In one sense, London's water has reverted to what it was in the 18th and early 19th century: it is privately owned. At that time, says Green, water supply and sewerage were run by different private companies. The Dukes of Westminster and Portland, who owned the great estates in Mayfair and Belgravia, were shareholders of the water companies that brought clean water to the posher districts; while in the East End there were standpipes in courtyards of rookeries (ie slums) whose supply was often drawn from the Thames. As London spread, water companies drew their water from beyond the capital; the New River Company, for example, supplied water from nearly 40 miles away in Hertfordshire to London's Islingtonalong a Jacobean water supply aqueduct, thus sparing its lucky customers the health hazards of Thames water.
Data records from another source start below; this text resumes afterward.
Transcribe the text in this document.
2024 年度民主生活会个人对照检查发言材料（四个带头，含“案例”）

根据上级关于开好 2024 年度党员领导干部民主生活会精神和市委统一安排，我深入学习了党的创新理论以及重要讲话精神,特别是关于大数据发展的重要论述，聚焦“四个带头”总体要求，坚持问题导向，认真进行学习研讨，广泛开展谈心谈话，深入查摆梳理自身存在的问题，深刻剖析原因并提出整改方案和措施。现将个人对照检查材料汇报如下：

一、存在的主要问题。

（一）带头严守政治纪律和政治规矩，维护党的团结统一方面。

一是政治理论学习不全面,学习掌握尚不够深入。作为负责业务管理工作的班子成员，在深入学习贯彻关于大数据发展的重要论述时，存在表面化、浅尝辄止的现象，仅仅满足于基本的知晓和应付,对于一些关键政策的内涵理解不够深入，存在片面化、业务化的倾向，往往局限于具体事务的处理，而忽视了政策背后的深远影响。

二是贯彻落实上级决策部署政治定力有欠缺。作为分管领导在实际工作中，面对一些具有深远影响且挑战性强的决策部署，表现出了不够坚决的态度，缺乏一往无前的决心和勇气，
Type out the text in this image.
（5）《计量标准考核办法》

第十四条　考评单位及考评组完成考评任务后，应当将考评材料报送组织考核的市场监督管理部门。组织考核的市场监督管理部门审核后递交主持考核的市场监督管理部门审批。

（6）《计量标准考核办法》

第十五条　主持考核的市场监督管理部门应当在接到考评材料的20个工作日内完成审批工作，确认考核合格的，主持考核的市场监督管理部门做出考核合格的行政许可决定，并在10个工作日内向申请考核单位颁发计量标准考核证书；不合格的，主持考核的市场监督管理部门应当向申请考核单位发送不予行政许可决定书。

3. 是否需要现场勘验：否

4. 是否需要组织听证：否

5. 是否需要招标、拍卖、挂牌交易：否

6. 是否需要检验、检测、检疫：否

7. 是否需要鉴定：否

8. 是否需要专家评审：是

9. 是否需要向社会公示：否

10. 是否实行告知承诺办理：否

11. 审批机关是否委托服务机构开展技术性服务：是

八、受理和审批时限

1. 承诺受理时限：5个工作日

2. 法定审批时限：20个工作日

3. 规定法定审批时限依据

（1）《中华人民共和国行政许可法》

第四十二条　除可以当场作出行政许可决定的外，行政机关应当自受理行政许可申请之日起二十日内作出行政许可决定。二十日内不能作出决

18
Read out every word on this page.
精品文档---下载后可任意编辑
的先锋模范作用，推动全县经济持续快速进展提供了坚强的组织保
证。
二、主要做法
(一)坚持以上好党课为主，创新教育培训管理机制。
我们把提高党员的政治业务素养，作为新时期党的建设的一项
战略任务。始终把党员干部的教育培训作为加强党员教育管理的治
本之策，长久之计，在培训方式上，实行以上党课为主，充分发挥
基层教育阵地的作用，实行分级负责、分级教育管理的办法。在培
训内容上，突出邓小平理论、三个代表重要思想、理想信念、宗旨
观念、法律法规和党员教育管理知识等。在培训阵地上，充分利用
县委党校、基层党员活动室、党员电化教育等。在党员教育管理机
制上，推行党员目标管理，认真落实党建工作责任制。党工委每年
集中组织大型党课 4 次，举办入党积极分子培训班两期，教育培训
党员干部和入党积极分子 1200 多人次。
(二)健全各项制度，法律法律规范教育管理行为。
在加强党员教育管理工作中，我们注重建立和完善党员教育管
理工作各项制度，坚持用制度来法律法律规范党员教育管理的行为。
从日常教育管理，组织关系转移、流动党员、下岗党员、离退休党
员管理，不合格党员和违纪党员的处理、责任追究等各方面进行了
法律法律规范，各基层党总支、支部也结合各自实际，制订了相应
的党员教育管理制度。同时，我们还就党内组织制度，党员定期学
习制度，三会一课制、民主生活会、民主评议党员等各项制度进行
In the late 19th century, London belatedly followed Glasgow and Birmingham in taking water supply and sewerage into public ownership. But now? Water and sewage have been privatised again, albeit it with one big difference: one huge private monopoly, Thames Water, owned by a consortium led by the European arm of an Australian bank, controls water supply and sewage treatment in the capital. For some, what was a public good until the Thatcherite 1980s has become a liquid asset coursing into the accounts of the company's shareholders. Last September Byatt reckoned that £2.2bn of dividends had been paid out in the last six years -a figure Thames Water disputes.
Bazalgette argues such ownership issues are not important: what matters is to build a new super-sewer with a view to serving the needs of future Londoners - just as his great-great-grandfather did. "We need massive investment in our infrastructure and there's no appetite to do that from general taxation. But these major public works need to be done. The Victorians knew that. We have to ask ourselves, are we preparing the city for our children and grandchildren?"